Cloud–Forest Coupling: New insights integrating Amazon Observations and Explicit Canopy-Cloud Simulations

Forests and clouds are central to Earth’s carbon and water cycles, yet they are rarely studied as a coupled system. Recent observations reveal concurrent shifts in forest CO₂ uptake and cloud regimes across tropical, temperate, and boreal biomes, signaling changes in forest–atmosphere coupling with profound implications for cloud cycling and climate feedbacks. While rising CO₂ may enhance forest assimilation, declining trends in low cloud cover alters radiative fluxes and amplifies warming, potentially modifying forest photosynthesis, turbulence, and biogenic volatile organic compound emissions. In turn, these processes influence clear/cloud boundary layer dynamics by controlling the partitioning of canopy turbulent fluxes, influence boundary-layer dynamics and cloud formation. Yet current Earth system models largely overlook these cross-scale interactions.

To advance our understanding on the forest-cloud coupling, we focus on the Amazon basin as a proof-of-concept where we integrate field observations from the CloudRoots-Amazon22 campaign with new multi-layer canopy large-eddy simulations that explicitly resolve interactions between the forest canopy and the clear/cloudy boundary layer.

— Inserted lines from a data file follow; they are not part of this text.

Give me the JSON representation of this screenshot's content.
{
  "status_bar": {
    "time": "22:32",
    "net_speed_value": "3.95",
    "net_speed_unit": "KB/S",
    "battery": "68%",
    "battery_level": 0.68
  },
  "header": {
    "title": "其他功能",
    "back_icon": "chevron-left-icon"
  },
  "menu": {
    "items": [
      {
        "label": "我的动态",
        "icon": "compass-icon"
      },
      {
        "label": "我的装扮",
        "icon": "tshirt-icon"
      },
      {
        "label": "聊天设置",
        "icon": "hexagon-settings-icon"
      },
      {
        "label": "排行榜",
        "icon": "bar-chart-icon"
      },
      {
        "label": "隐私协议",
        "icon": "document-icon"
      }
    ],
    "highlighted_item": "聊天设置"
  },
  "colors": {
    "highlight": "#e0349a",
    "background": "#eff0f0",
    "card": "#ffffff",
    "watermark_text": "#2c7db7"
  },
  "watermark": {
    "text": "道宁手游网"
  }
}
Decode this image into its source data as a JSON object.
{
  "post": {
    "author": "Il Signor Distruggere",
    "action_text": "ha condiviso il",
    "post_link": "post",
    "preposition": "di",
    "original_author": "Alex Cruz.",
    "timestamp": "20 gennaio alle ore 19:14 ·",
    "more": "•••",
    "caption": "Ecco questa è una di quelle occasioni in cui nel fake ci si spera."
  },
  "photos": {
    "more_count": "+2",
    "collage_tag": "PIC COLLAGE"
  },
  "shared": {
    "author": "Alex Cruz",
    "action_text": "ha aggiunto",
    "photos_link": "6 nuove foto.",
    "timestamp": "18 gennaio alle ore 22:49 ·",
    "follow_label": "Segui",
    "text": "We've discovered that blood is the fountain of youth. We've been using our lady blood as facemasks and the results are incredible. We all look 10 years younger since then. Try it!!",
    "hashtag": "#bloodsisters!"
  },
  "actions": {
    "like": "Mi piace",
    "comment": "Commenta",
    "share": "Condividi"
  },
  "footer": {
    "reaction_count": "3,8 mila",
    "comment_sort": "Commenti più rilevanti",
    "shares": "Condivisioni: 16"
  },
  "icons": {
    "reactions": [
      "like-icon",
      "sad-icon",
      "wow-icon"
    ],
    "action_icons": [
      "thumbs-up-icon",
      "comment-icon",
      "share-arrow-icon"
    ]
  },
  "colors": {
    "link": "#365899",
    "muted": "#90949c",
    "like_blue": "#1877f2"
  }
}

The CloudRoots-Amazon22 experiment, conducted at the ATTO and Campina supersites during the August 2022 dry season, investigated the sub-diurnal evolution of the common clear-to-cloudy transition in the Amazon.

High-frequency observations reveal that stomatal conductance responds to variations in cloud optical thickness, demonstrating that canopy–cloud radiative perturbations regulate sub-diurnal canopy carbon and water exchange. Turbulent fluxes and vertical transport adjust within minutes to cloud passages, highlighting rapid land–atmosphere coupling. Collocated surface fluxes, profiles of thermodynamic variables, and CO₂ concentrations, further establish causal links between biophysical canopy processes and cloud dynamical development.

Building on these insights, we present an integrated framework that combines high-frequency observations with turbulence-resolving simulations embedded in global storm-resolving models to quantify shifts in cloud–forest coupling under climate change. This coupled approach advances our understanding of how cloud-radiative perturbations, turbulent transport, and photosynthesis co-evolve, bridging leaf-level processes and cloud-scale dynamics, and provides a pathway to constrain key uncertainties in Earth system models.